Friday, April 07, 2006

Casual Conversations

Over at Black Betsy, each game so far this season has been the subject of what's called an "ERV box score". Essentially, what SuperNoVa is doing is computing the net change in expected run value between two situations and crediting the batter with it. I'm sure he's published which matrix he's using. I had wondered about doing a similar thing every since I picked up a copy of The Hidden Game of Baseball by John Thorne and Pete Palmer two decades ago. Palmer developed the matrix as a basis for his linear weights method (LWTS). SuperNoVa actually did it.

(Aside: I didn't actually like Hidden Game, by the way; I didn't like the "I've got a secret and I'm willing to share it with you" tone of the book. Hidden Game reads like a college professor teaching a lecture hall of 500 students with a big VU-graph projector, absolutely certain that his information is infallible. The rival Bill James Baseball Abstracts of the time were like a seminar taught in a bar; you were with friends, and this guy James was always careful to explain how his formulas were created, and to assert that they were quite imperfect, but they were the best ones he had. The Palmer/Thorne book was off-putting where the James books were inviting. I have no idea who was "more accurate".)


I don't think the method is perfect, by the way. It has three obvious weaknesses, all related to lack of context, and all only pratically "corrected for" by assuming "all else is equal":
  • The batter is not the only factor in the outcome. Not only the pitcher is important; the fielders, ballpark, and umpires all can change the "expected" outcome of an at-bat.
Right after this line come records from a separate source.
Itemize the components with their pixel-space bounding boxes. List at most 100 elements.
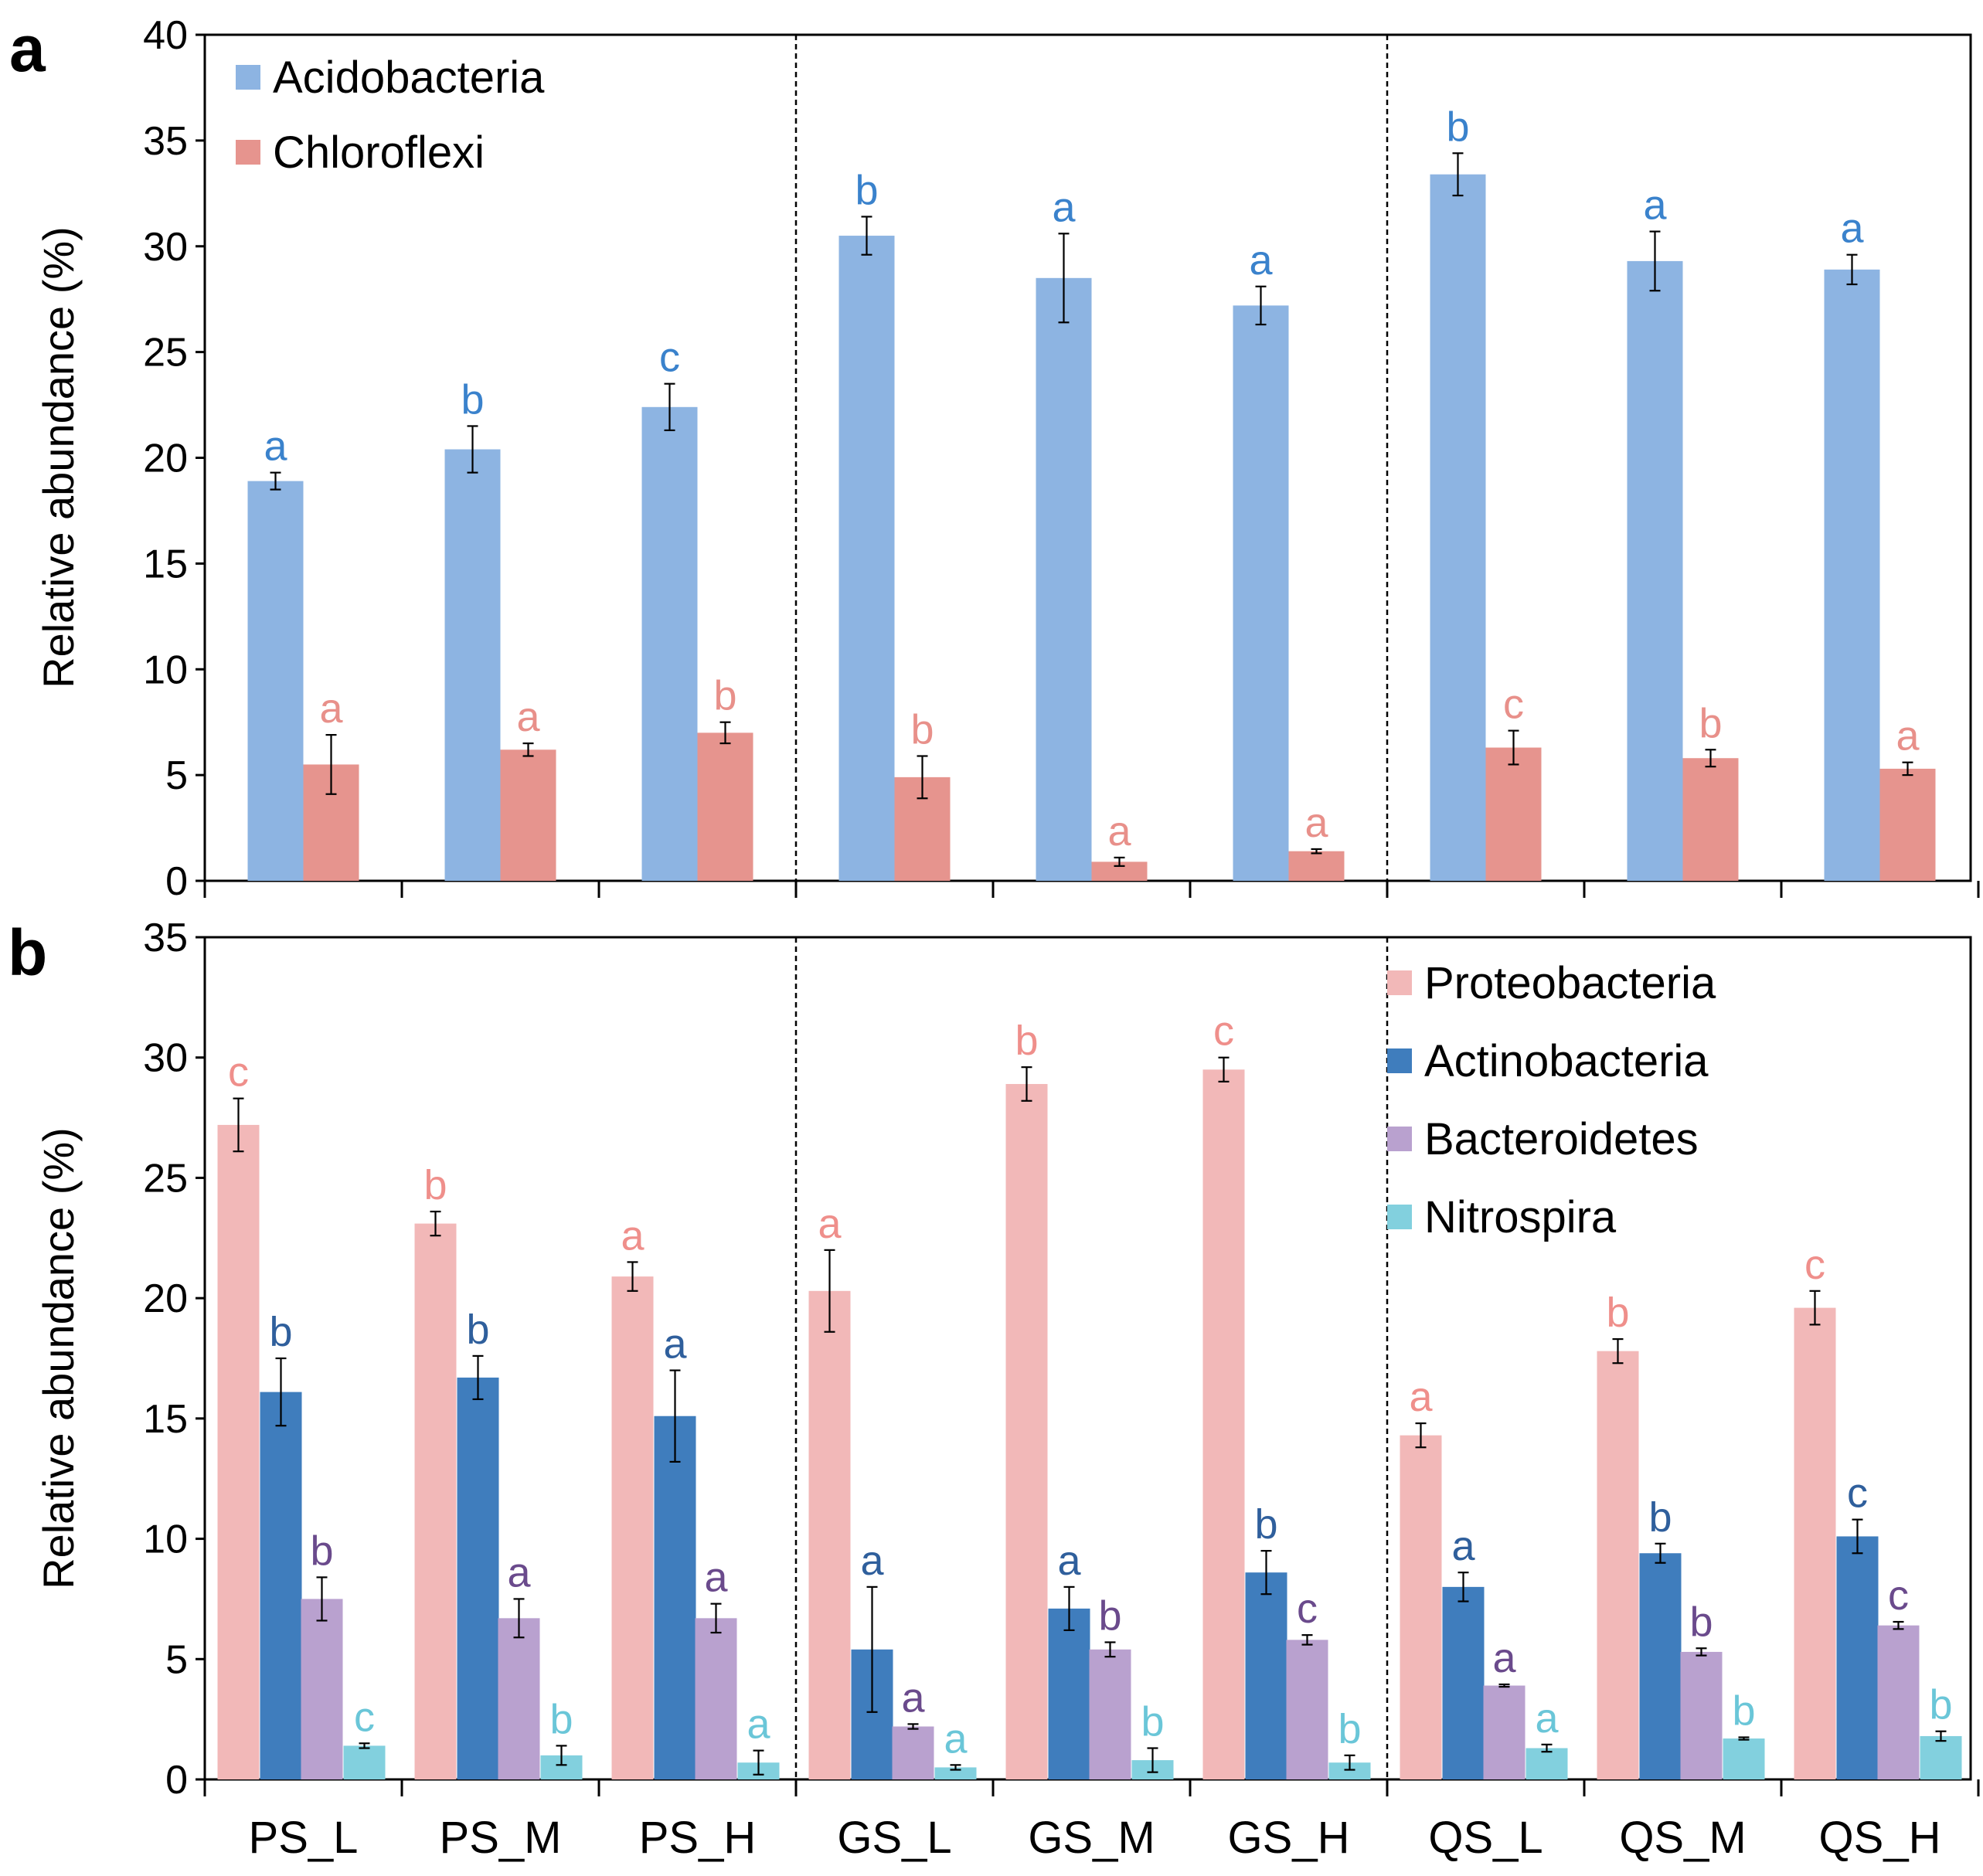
significance-letter-proteobacteria-gs-l: a [818, 1201, 842, 1247]
significance-letter-chloroflexi-ps-m: a [516, 694, 540, 740]
bar-nitrospira-ps-l [343, 1745, 386, 1779]
y-tick-label-a-10: 10 [143, 647, 188, 692]
legend-label-proteobacteria: Proteobacteria [1424, 958, 1716, 1008]
significance-letter-acidobacteria-qs-h: a [1840, 206, 1864, 252]
significance-letter-bacteroidetes-qs-l: a [1492, 1635, 1516, 1681]
bar-chloroflexi-qs-h [1879, 768, 1936, 881]
significance-letter-chloroflexi-gs-l: b [910, 706, 934, 753]
significance-letter-proteobacteria-ps-l: c [228, 1049, 249, 1096]
bar-bacteroidetes-ps-l [301, 1599, 343, 1779]
x-category-label-ps-h: PS_H [639, 1813, 757, 1863]
y-tick-label-a-15: 15 [143, 542, 188, 586]
bar-chloroflexi-gs-h [1288, 851, 1345, 881]
significance-letter-actinobacteria-gs-h: b [1254, 1501, 1277, 1548]
significance-letter-nitrospira-qs-h: b [1929, 1682, 1952, 1728]
bar-actinobacteria-gs-m [1048, 1608, 1090, 1779]
bar-bacteroidetes-ps-h [695, 1618, 737, 1779]
significance-letter-bacteroidetes-ps-m: a [507, 1549, 531, 1596]
y-tick-label-a-40: 40 [143, 13, 188, 58]
bar-proteobacteria-gs-m [1005, 1083, 1048, 1779]
significance-letter-nitrospira-qs-l: a [1535, 1695, 1559, 1742]
x-category-label-ps-m: PS_M [440, 1813, 562, 1863]
x-category-label-gs-m: GS_M [1028, 1813, 1155, 1863]
y-tick-label-b-30: 30 [143, 1036, 188, 1081]
significance-letter-actinobacteria-ps-m: b [466, 1307, 489, 1353]
significance-letter-chloroflexi-ps-h: b [713, 673, 736, 719]
legend-swatch-chloroflexi [236, 140, 260, 165]
significance-letter-bacteroidetes-qs-m: b [1689, 1599, 1713, 1645]
legend-swatch-acidobacteria [236, 65, 260, 90]
significance-letter-actinobacteria-qs-l: a [1451, 1523, 1475, 1569]
y-tick-label-b-25: 25 [143, 1156, 188, 1201]
significance-letter-chloroflexi-gs-h: a [1304, 800, 1328, 846]
bar-proteobacteria-ps-l [217, 1124, 260, 1779]
y-tick-label-a-35: 35 [143, 119, 188, 164]
significance-letter-chloroflexi-ps-l: a [319, 685, 343, 732]
legend-label-bacteroidetes: Bacteroidetes [1424, 1114, 1699, 1164]
legend-label-acidobacteria: Acidobacteria [273, 53, 545, 103]
bar-nitrospira-gs-l [934, 1767, 977, 1779]
bar-proteobacteria-ps-m [414, 1223, 457, 1779]
x-category-label-qs-l: QS_L [1428, 1813, 1543, 1863]
significance-letter-bacteroidetes-ps-l: b [310, 1528, 333, 1574]
significance-letter-nitrospira-ps-l: c [354, 1694, 375, 1740]
significance-letter-actinobacteria-ps-l: b [269, 1309, 292, 1355]
bar-bacteroidetes-ps-m [498, 1618, 540, 1779]
significance-letter-acidobacteria-gs-l: b [855, 167, 878, 213]
significance-letter-bacteroidetes-gs-m: b [1098, 1592, 1121, 1639]
significance-letter-actinobacteria-qs-h: c [1847, 1470, 1868, 1517]
significance-letter-chloroflexi-qs-h: a [1896, 713, 1920, 760]
significance-letter-chloroflexi-qs-m: b [1699, 700, 1722, 746]
bar-bacteroidetes-qs-h [1877, 1625, 1920, 1779]
y-tick-label-b-15: 15 [143, 1397, 188, 1442]
y-tick-label-b-5: 5 [165, 1637, 188, 1682]
significance-letter-acidobacteria-gs-m: a [1052, 184, 1076, 230]
x-category-label-qs-h: QS_H [1819, 1813, 1941, 1863]
significance-letter-nitrospira-gs-h: b [1338, 1706, 1361, 1752]
bar-chloroflexi-qs-m [1682, 758, 1739, 881]
significance-letter-bacteroidetes-gs-h: c [1297, 1585, 1318, 1632]
y-tick-label-a-0: 0 [165, 859, 188, 904]
legend-swatch-actinobacteria [1387, 1048, 1412, 1073]
significance-letter-acidobacteria-qs-m: a [1643, 182, 1667, 229]
significance-letter-actinobacteria-ps-h: a [663, 1321, 687, 1368]
significance-letter-chloroflexi-qs-l: c [1503, 681, 1524, 728]
significance-letter-nitrospira-qs-m: b [1732, 1688, 1755, 1735]
bar-acidobacteria-ps-m [444, 449, 501, 881]
legend-swatch-nitrospira [1387, 1205, 1412, 1229]
y-tick-label-b-35: 35 [143, 916, 188, 960]
significance-letter-proteobacteria-qs-m: b [1606, 1290, 1629, 1336]
significance-letter-actinobacteria-gs-m: a [1057, 1538, 1081, 1584]
y-tick-label-b-10: 10 [143, 1517, 188, 1562]
legend-label-actinobacteria: Actinobacteria [1424, 1036, 1709, 1086]
panel-label-a: a [9, 12, 46, 85]
bar-bacteroidetes-gs-m [1089, 1649, 1131, 1779]
bar-bacteroidetes-qs-m [1680, 1651, 1723, 1779]
bar-chloroflexi-ps-h [697, 732, 753, 881]
bar-actinobacteria-ps-h [654, 1415, 696, 1779]
legend-label-chloroflexi: Chloroflexi [273, 127, 485, 178]
legend-label-nitrospira: Nitrospira [1424, 1192, 1617, 1242]
x-category-label-gs-h: GS_H [1228, 1813, 1350, 1863]
bar-acidobacteria-qs-l [1430, 174, 1486, 882]
bar-proteobacteria-qs-m [1597, 1351, 1639, 1779]
significance-letter-nitrospira-gs-m: b [1141, 1699, 1164, 1745]
bar-proteobacteria-ps-h [611, 1276, 654, 1779]
bar-proteobacteria-qs-l [1400, 1435, 1442, 1779]
x-category-label-qs-m: QS_M [1619, 1813, 1746, 1863]
bar-acidobacteria-ps-l [247, 481, 304, 881]
bar-actinobacteria-qs-h [1836, 1536, 1879, 1779]
x-category-label-gs-l: GS_L [837, 1813, 951, 1863]
significance-letter-acidobacteria-ps-m: b [461, 376, 484, 423]
significance-letter-acidobacteria-ps-h: c [659, 335, 680, 381]
y-tick-label-a-20: 20 [143, 437, 188, 481]
y-tick-label-b-0: 0 [165, 1758, 188, 1803]
significance-letter-proteobacteria-gs-h: c [1213, 1008, 1234, 1055]
bar-acidobacteria-qs-m [1627, 260, 1683, 882]
bar-acidobacteria-gs-l [838, 236, 895, 881]
significance-letter-bacteroidetes-gs-l: a [901, 1674, 925, 1721]
bar-actinobacteria-qs-m [1639, 1553, 1682, 1779]
bar-bacteroidetes-qs-l [1483, 1685, 1526, 1779]
bar-nitrospira-gs-h [1328, 1762, 1371, 1779]
significance-letter-proteobacteria-qs-l: a [1409, 1374, 1433, 1420]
A two-out bases-loaded grounder in the hole that is incorrectly called "safe" on the throw to second would score as a +1.00 instead of the earned value, which is negative. (I'd say how negative but I can't locate my copy of Hidden Game.)
  • All situations don't have equal best-case or worst-case scenarios. A way to improve the method, I think, would assess both the change in expected value and the best and worst case scenarios possible for each situtation, and grade the outcome as a percentage, perhaps called "Net ERV efficiency". I don't think this is a substitute for the raw numbers, but as a separate metric it would be meaningful.
  • All situations don't have equal leverage. This is best solved with win probabilities, which other people have done.
So it's not perfect, but it is probably very useful. I think the Net ERV per plate apperance, the average Net ERV efficiency, and the Win Probability Score would make a very interesting (and inter-related) trio of numbers to go with the New Holy Trinity (AVG,OBP, and SLG).
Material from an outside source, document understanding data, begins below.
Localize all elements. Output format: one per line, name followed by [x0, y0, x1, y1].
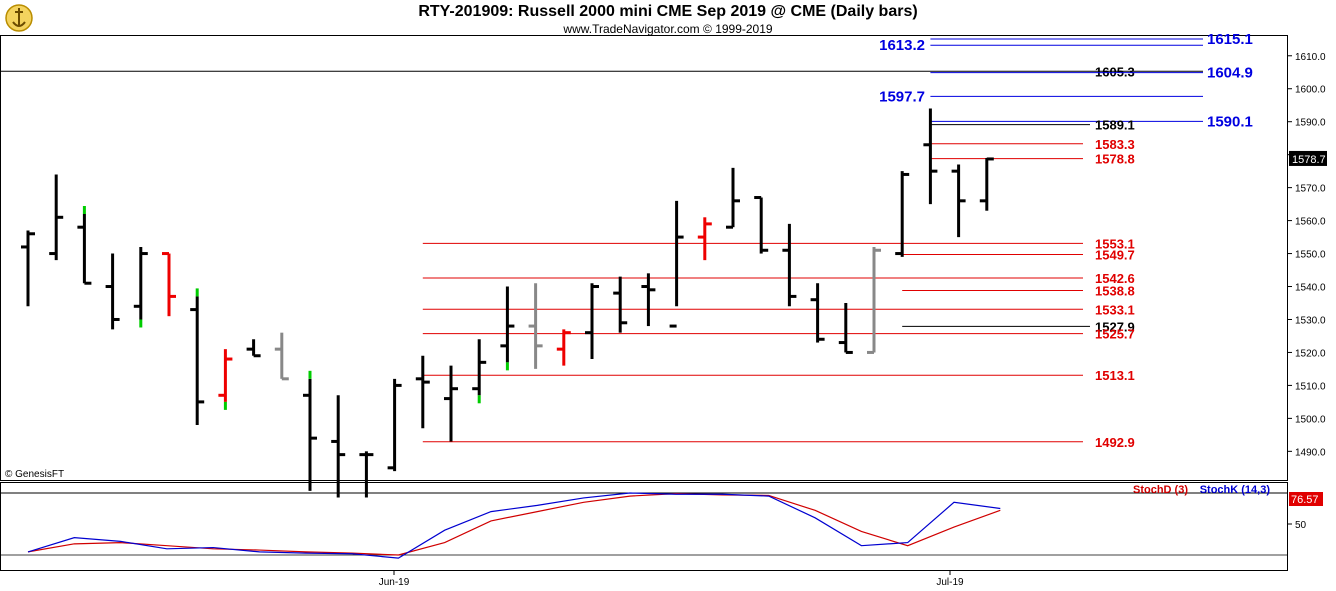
chart-subtitle: www.TradeNavigator.com © 1999-2019 [563, 22, 773, 36]
level-label: 1538.8 [1095, 283, 1135, 298]
level-label: 1527.9 [1095, 319, 1135, 334]
price-axis-label: 1540.0 [1295, 283, 1326, 294]
level-label: 1542.6 [1095, 271, 1135, 286]
price-axis-label: 1510.0 [1295, 381, 1326, 392]
stoch-d-legend: StochD (3) [1133, 484, 1188, 496]
last-price-label: 1578.7 [1292, 154, 1326, 166]
price-axis-label: 1490.0 [1295, 447, 1326, 458]
x-axis-label: Jul-19 [936, 577, 964, 588]
level-label: 1604.9 [1207, 65, 1253, 82]
stoch-value-label: 76.57 [1291, 494, 1319, 506]
price-axis-label: 1520.0 [1295, 348, 1326, 359]
price-axis-label: 1610.0 [1295, 52, 1326, 63]
stoch-k-line [27, 492, 1001, 559]
price-axis-label: 1560.0 [1295, 217, 1326, 228]
last-price-box [1289, 150, 1327, 166]
level-label: 1525.7 [1095, 327, 1135, 342]
level-label: 1597.7 [879, 88, 925, 105]
level-label: 1583.3 [1095, 137, 1135, 152]
chart-title: RTY-201909: Russell 2000 mini CME Sep 20… [418, 3, 918, 20]
price-axis-label: 1570.0 [1295, 184, 1326, 195]
stoch-k-legend: StochK (14,3) [1200, 484, 1271, 496]
price-axis-label: 1590.0 [1295, 118, 1326, 129]
level-label: 1590.1 [1207, 113, 1253, 130]
price-axis-label: 1530.0 [1295, 315, 1326, 326]
level-label: 1615.1 [1207, 31, 1253, 48]
stoch-d-line [27, 493, 1001, 556]
trade-navigator-logo-icon [5, 4, 33, 32]
stoch-panel-frame [0, 482, 1288, 571]
stoch-axis-label: 50 [1295, 520, 1307, 531]
stoch-value-box [1289, 492, 1323, 506]
price-panel-frame [0, 35, 1288, 481]
level-label: 1578.8 [1095, 152, 1135, 167]
level-label: 1492.9 [1095, 435, 1135, 450]
x-axis-label: Jun-19 [379, 577, 410, 588]
level-label: 1605.3 [1095, 64, 1135, 79]
level-label: 1533.1 [1095, 302, 1135, 317]
credit-label: © GenesisFT [5, 469, 65, 480]
price-axis-label: 1500.0 [1295, 414, 1326, 425]
level-label: 1589.1 [1095, 118, 1135, 133]
level-label: 1549.7 [1095, 248, 1135, 263]
price-axis-label: 1600.0 [1295, 85, 1326, 96]
level-label: 1613.2 [879, 37, 925, 54]
level-label: 1513.1 [1095, 368, 1135, 383]
level-label: 1553.1 [1095, 236, 1135, 251]
price-axis-label: 1550.0 [1295, 250, 1326, 261]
As I wrote, I insist I did think of this idea twenty years ago; but I discarded it because I assumed somebody had already done it and discovered that it wasn't worth the extra work as it closely tracked the New Holy Trinity. Why? Because, over the course of a season, "All Else Is Equal". Now I'm wise enough to believe it's never been done (much) because it's been too much work, and twenty years ago, before STATS and Project Scoresheet/Retrosheet and the cornucopia on the Web, getting play-by-play data for most major league baseball games was impossible unless you got a scoresheet (or you kept it yourself).

What would be most interesting is if there were sustainable season-to-season correlations between (ERV/PA,NERV,WPS) that didn't track the New Holy Trinity, because it would mean that the idea of "productive outs" truly does have more merit than the majority "All Else Is Equal" crowd insists!


1 comment:

SuperNoVa said...

The thing is, Doug, is that it can show that someone like Timo Perez wasn't quite as bad as his stat line suggested in 2004. I went through all of his at bats that year (link) and found that his actual ERV was about 9 runs better than his stat line - Runs Created Above Average - would have otherwise suggested. Now, he was still -7 ERV (vs. -16 RCAA), but he was measurably better, which matched the anecdotal (Harrelsonian?) evidence about Timo.

P.S., I use the 2005 BP Expected Runs Matrix (subscriber only, if you can believe it). But I can plug in any Matrix to the spreadsheet and pop out the results.

P.P.S. DM over at the Nats Blog does a win value - based scoring. His system is more complex, but he did the entire 2005 season for the Nationals. The WV scoring was disappointing inasmuch as it placed a disproportionate value on closers.